喬國良緩緩放下敬禮的手。
雨絲冰涼地鑽進他脖頸,他不由自主地打了個寒噤。
剛纔江昭寧那刻意壓低的、幾乎如同耳語的交代,依舊在他耳邊嗡嗡作響。
那是一種隻能在極端政治旋渦邊緣纔可能嗅到的危險氣息。
他深深吸了一口混雜著雨水、泥土和草木碎屑的冷冽空氣,讓那冰冷的刺激壓下心頭的悸動。
然後,他猛地轉身,將全部視線投向那片如同巨獸蟄伏般的、黑暗的山林。
那裡,就是血腥謎團的起點。
幾輛後續支援的警車停靠在路邊,警燈無聲地旋轉著,將附近被雨水沖刷的樹乾染上詭異的紅藍條紋。

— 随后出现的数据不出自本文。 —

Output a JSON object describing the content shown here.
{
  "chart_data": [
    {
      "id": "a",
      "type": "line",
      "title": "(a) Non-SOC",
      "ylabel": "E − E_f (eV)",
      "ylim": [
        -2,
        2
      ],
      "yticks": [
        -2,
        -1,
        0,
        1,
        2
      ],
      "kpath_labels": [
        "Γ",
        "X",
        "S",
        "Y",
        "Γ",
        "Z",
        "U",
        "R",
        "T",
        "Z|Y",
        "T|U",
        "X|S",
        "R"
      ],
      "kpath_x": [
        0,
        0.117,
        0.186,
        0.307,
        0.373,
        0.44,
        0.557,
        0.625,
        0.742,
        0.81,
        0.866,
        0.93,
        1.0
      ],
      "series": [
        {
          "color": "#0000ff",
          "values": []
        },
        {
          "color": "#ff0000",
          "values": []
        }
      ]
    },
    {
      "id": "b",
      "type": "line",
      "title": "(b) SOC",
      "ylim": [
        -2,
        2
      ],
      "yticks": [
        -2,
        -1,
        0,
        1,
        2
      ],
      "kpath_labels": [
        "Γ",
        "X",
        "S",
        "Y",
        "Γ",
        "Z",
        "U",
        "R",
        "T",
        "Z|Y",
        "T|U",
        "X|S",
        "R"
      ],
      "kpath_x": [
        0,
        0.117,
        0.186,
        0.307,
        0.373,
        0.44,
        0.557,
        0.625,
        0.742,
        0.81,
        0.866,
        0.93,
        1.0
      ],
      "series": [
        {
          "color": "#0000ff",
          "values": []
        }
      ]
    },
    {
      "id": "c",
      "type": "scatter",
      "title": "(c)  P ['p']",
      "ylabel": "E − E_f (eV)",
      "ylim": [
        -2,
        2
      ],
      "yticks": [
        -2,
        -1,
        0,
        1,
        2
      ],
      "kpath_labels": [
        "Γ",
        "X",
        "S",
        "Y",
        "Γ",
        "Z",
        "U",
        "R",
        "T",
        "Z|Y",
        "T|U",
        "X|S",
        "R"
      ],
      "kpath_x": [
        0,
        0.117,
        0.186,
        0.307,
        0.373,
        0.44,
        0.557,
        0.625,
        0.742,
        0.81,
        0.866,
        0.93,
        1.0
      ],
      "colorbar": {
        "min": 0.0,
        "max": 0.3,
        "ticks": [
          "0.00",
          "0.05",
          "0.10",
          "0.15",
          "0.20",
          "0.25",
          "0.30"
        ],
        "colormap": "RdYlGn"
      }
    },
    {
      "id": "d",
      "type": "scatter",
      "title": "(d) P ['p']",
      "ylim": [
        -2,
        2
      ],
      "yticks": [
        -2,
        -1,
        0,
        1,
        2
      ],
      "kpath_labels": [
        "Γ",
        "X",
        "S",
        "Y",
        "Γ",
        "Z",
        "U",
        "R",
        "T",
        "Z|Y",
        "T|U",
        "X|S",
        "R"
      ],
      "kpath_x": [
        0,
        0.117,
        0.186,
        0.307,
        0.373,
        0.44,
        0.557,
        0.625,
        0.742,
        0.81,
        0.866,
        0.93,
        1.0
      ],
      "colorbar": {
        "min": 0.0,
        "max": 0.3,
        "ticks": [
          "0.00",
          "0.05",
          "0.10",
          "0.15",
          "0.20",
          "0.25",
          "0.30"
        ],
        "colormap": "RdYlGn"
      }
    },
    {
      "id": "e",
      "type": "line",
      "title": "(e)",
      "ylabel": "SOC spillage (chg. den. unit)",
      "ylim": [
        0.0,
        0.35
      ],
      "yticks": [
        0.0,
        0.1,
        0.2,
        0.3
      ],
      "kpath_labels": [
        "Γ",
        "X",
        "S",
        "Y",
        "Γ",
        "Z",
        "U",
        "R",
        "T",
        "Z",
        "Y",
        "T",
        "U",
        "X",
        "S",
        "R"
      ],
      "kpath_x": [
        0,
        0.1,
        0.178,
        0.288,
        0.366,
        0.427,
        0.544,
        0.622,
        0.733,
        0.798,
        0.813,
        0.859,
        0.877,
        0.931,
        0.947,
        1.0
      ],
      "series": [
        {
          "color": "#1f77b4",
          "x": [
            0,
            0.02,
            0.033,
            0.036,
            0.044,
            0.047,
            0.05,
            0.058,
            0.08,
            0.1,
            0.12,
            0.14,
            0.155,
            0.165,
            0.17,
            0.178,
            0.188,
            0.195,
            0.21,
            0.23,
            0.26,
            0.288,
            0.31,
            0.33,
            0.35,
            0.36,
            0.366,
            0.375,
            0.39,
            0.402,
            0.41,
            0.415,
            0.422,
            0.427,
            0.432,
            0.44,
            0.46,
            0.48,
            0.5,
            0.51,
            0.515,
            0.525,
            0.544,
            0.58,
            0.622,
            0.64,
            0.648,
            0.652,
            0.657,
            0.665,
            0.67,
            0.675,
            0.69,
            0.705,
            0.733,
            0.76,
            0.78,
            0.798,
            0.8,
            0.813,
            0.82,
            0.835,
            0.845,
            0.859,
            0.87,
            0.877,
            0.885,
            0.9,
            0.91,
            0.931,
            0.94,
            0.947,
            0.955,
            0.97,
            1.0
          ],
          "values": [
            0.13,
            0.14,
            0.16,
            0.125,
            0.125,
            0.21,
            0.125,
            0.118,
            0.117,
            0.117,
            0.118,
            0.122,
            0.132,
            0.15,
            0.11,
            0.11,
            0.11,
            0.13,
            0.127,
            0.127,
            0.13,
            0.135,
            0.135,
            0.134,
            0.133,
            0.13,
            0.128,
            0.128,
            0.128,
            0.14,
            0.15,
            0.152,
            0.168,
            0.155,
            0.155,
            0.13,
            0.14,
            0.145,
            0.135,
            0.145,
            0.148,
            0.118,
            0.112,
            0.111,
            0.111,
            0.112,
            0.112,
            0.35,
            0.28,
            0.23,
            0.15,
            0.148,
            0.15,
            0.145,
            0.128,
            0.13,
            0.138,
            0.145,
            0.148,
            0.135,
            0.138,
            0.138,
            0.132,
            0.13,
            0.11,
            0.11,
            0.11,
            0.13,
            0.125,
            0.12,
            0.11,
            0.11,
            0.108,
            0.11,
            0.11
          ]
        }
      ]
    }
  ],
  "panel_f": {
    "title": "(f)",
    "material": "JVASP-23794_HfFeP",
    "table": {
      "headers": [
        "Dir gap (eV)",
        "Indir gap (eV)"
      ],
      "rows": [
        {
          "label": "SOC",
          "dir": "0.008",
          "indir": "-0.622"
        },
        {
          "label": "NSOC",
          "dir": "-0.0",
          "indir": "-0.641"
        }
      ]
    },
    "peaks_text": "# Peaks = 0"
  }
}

法醫和技術人員正迅速而有條不紊地從車上搬下沉重的勘查箱、擔架、強光燈和各種精密器械。
冰冷的雨水打在防水的塑料箱蓋上,發出沉悶的聲響。
現場的氣氛凝重壓抑,每個人都沉默而高效,隻有雨聲和腳步聲在喧囂。
「一組,」喬國良的聲音陡然拔高,穿透雨幕,帶著不容置疑的指揮權威,他一邊說,一邊習慣性地將配槍從快拔槍套中抽出,快速檢查了一下彈匣和擊發裝置,動作流暢精準,如同本能,「跟我去東南方向!」
「二組,」他目光如電,掃向另一側,「去西側!」
他抬起手,指向兩隊隊員的胸口,「所有人,立刻打開執法記錄儀!注意保護現場!」
「重複一遍,保護現場是第一位的!」
他的目光掃過一張張緊張而年輕的臉龐,「如果發現殺手還有生命跡象,立即報告,呼叫救護車!」
「但同時,必須保持最高警惕——」他的聲音陡然變得無比冷硬,每一個字都像淬了冰,「這些人,極度危險!明白嗎?」
「明白!」兩組隊員齊聲應道,聲音在雨夜中顯得有些單薄,但透著一股子決然。
執法記錄儀的紅點紛紛亮起,如同黑暗中警惕的眼睛。
技術隊的小劉抱著沉重的痕跡勘查箱,深一腳淺一腳地走到喬國良身邊,雨水順著他的雨衣帽簷不斷滴落。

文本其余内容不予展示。